Turnovers and Explosive Plays


  • Tennessee - one
  • Virginia Tech - four

Explosive Plays

  • Tennessee - Runs: six/Passes: two/Total: eight
  • Virginia Tech - Runs: two/Passes: one/Total: three

That's more like it. Despite sputtering out of the gate, Tennessee was able to stay focused against a young but eager Virginia Tech. The Vols were repeatedly gifted scoring opportunities by the Hokies turning the ball over within their own territory, but credit Tennessee with finishing their chances this week.

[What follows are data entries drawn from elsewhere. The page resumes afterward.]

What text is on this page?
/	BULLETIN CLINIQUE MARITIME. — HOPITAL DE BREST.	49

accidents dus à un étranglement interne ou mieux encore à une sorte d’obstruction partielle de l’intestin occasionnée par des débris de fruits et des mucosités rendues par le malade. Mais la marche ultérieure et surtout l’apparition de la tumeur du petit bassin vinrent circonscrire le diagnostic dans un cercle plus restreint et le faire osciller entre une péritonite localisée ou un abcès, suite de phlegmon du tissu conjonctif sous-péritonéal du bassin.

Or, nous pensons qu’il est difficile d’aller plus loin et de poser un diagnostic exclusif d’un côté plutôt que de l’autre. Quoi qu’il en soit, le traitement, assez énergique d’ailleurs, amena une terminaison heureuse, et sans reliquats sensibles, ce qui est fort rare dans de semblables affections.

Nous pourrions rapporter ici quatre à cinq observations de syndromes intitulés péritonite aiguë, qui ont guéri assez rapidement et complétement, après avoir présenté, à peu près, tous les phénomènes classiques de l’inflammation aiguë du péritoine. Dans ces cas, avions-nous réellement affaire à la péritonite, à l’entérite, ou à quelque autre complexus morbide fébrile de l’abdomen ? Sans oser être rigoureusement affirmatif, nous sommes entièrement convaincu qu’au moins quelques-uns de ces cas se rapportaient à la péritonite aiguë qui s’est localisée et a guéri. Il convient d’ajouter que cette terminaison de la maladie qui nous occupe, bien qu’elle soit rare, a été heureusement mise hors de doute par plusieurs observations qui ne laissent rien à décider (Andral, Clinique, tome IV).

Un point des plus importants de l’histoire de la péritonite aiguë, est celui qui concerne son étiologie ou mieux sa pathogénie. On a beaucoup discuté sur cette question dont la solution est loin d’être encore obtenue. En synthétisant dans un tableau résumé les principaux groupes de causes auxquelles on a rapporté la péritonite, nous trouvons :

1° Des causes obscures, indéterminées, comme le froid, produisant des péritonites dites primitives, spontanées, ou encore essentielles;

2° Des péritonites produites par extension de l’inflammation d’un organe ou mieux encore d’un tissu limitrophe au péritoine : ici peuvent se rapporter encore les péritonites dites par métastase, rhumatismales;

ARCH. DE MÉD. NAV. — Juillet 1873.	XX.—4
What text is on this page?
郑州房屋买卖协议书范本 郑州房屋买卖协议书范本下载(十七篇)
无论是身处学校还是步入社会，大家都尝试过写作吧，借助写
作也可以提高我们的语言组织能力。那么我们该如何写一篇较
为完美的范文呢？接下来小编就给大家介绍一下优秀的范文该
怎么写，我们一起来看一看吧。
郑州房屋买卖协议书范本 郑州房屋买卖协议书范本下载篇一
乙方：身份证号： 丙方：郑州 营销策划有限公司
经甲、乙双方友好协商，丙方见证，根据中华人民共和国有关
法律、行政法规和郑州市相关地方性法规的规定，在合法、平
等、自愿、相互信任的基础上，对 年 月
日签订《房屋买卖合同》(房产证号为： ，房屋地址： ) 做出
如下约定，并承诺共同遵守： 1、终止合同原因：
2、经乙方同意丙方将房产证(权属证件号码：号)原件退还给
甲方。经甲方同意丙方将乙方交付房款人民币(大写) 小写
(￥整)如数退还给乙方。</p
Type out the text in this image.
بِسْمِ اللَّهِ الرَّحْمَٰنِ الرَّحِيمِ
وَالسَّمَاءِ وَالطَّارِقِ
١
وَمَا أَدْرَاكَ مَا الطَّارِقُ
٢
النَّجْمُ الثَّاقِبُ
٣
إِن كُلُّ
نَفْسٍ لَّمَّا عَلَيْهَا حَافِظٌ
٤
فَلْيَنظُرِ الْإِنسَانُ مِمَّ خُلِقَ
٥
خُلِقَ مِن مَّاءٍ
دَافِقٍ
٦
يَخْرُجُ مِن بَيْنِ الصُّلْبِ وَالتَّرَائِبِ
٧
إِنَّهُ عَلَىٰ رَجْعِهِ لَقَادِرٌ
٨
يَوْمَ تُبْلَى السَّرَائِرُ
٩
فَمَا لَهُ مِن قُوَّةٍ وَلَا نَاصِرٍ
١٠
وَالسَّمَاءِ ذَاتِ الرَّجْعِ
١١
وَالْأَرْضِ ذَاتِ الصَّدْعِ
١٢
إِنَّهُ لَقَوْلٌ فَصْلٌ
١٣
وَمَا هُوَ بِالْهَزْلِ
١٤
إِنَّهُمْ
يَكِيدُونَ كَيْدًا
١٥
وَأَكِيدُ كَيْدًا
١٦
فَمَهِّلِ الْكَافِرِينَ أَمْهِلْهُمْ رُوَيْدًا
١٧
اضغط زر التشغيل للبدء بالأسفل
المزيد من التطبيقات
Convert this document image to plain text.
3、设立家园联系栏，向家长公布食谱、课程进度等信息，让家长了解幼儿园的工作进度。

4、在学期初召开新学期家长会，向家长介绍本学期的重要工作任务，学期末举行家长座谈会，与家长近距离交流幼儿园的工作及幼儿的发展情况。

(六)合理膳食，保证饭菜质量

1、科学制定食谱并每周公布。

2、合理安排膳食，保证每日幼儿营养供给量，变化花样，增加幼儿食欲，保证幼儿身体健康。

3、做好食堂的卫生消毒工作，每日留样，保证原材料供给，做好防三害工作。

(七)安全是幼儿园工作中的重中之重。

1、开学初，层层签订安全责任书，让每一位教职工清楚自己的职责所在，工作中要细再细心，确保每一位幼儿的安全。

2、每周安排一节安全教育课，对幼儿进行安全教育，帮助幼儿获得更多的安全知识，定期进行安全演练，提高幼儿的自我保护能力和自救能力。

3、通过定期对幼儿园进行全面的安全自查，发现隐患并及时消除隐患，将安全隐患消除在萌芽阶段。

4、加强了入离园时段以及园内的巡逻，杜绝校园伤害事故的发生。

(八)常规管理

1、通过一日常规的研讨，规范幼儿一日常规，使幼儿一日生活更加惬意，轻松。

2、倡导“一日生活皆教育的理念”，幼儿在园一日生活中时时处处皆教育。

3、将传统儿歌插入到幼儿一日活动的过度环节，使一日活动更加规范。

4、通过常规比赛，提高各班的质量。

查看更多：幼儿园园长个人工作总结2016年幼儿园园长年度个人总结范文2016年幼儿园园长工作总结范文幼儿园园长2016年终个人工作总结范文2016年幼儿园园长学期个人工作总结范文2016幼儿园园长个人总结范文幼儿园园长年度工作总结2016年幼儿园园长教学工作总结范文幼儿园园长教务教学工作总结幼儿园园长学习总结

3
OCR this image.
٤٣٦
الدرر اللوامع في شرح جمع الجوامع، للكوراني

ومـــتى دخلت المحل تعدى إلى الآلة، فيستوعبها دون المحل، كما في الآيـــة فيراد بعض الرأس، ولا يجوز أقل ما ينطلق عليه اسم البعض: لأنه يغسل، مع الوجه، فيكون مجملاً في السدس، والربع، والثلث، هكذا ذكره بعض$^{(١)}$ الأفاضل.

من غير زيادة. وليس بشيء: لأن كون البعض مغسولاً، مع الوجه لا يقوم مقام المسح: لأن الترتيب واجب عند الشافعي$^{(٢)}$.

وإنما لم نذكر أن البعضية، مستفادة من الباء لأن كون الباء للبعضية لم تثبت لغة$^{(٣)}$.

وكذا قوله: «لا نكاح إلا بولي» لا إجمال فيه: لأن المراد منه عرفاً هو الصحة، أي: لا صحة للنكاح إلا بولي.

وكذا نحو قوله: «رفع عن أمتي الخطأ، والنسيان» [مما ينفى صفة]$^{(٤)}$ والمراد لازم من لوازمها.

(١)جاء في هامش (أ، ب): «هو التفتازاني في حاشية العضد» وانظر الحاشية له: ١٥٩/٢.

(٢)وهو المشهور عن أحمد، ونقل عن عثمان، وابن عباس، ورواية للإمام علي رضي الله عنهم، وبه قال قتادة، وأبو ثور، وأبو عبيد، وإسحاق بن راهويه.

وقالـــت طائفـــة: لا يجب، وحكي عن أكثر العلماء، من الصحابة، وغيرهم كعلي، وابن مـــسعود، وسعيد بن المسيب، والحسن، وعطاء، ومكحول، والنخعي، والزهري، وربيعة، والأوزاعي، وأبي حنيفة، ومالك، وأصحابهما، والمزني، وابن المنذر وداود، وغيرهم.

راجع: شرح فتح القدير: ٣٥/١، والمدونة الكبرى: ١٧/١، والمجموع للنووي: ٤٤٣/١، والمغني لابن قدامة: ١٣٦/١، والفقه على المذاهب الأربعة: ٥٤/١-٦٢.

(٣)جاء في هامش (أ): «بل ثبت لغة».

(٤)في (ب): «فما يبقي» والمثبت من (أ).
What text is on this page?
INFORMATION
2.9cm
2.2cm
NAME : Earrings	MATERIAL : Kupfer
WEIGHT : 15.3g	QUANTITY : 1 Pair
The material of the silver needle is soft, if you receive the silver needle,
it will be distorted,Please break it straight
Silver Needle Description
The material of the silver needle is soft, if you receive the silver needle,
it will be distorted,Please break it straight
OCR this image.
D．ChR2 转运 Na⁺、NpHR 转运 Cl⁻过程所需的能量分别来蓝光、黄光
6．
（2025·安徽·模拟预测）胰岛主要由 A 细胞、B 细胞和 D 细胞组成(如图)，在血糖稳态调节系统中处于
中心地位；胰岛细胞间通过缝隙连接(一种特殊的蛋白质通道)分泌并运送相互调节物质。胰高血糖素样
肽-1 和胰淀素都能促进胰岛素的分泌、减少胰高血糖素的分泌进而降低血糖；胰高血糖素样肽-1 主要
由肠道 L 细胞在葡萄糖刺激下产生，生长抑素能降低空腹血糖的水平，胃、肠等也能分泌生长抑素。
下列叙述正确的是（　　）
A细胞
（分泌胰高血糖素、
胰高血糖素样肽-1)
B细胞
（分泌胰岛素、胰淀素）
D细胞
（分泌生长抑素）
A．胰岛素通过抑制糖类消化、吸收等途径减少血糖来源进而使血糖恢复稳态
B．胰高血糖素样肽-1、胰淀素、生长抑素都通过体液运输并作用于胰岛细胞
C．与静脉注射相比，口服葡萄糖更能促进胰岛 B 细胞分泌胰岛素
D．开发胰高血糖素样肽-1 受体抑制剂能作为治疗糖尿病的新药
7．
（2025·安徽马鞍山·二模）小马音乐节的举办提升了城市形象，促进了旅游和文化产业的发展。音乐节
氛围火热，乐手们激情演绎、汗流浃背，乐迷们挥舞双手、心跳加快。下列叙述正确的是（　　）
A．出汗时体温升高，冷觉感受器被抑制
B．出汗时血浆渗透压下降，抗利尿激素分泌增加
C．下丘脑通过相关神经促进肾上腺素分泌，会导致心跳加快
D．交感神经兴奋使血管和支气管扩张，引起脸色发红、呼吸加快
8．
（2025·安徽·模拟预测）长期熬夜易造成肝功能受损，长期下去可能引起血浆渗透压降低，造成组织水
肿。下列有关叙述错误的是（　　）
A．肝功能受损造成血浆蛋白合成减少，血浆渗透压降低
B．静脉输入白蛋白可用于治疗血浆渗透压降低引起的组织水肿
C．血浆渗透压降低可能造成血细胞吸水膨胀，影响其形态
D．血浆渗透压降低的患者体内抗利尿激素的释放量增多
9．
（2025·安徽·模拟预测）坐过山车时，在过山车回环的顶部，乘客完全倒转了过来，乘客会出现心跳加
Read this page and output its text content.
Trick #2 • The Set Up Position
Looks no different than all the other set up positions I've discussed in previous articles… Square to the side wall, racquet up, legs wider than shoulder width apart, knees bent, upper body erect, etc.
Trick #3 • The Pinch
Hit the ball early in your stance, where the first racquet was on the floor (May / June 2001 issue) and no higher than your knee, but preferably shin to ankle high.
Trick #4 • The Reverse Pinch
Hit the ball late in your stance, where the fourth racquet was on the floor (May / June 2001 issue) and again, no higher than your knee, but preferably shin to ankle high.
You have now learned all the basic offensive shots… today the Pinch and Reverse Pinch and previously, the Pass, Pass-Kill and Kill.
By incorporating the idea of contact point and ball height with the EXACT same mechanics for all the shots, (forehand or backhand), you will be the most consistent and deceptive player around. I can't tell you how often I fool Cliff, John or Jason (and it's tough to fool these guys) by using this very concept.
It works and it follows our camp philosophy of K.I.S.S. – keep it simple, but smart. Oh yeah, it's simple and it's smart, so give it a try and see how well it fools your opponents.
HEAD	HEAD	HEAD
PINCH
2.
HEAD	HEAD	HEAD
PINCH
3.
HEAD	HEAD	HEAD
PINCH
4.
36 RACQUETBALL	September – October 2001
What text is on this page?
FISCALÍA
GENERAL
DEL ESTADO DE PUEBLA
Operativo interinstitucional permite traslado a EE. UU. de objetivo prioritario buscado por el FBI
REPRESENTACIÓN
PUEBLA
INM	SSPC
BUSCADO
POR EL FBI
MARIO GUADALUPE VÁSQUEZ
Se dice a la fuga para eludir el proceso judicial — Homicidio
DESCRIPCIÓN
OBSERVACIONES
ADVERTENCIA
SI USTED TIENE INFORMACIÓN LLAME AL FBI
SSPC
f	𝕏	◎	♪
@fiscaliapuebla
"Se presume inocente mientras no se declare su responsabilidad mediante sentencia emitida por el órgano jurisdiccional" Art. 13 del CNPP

Average Starting Field Position

  • Tennessee - 40
  • Virginia Tech - 24

Total Drives

  • Tennessee - 14
  • Virginia Tech - 12

Positive Drives

  • Tennessee - five
  • Virginia Tech - six

Scoring Opportunities

  • Tennessee - six
  • Virginia Tech - four

Points per Scoring Opportunity

  • Tennessee - 5.2
  • Virginia Tech - 2.5

3rd/4th Conversion Percentage

  • Tennessee - 17%
  • Virginia Tech - 46%

The data indicate that Tech's inability to hold on to the football had some pretty strange effects. That Tennessee won by the margin it did while only converting 17% of its 3rd/4th down chances suggest that Tennessee had some big plays and short fields, and that checks out. UT was more than two-and-a-half times as likely as VT to execute an explosive play, and the Vols better than doubled the ability of the Hokies to convert scoring chances into points. As the General said and ChrisKF1 points out, "Play for and make the breaks, and when one comes your way, score."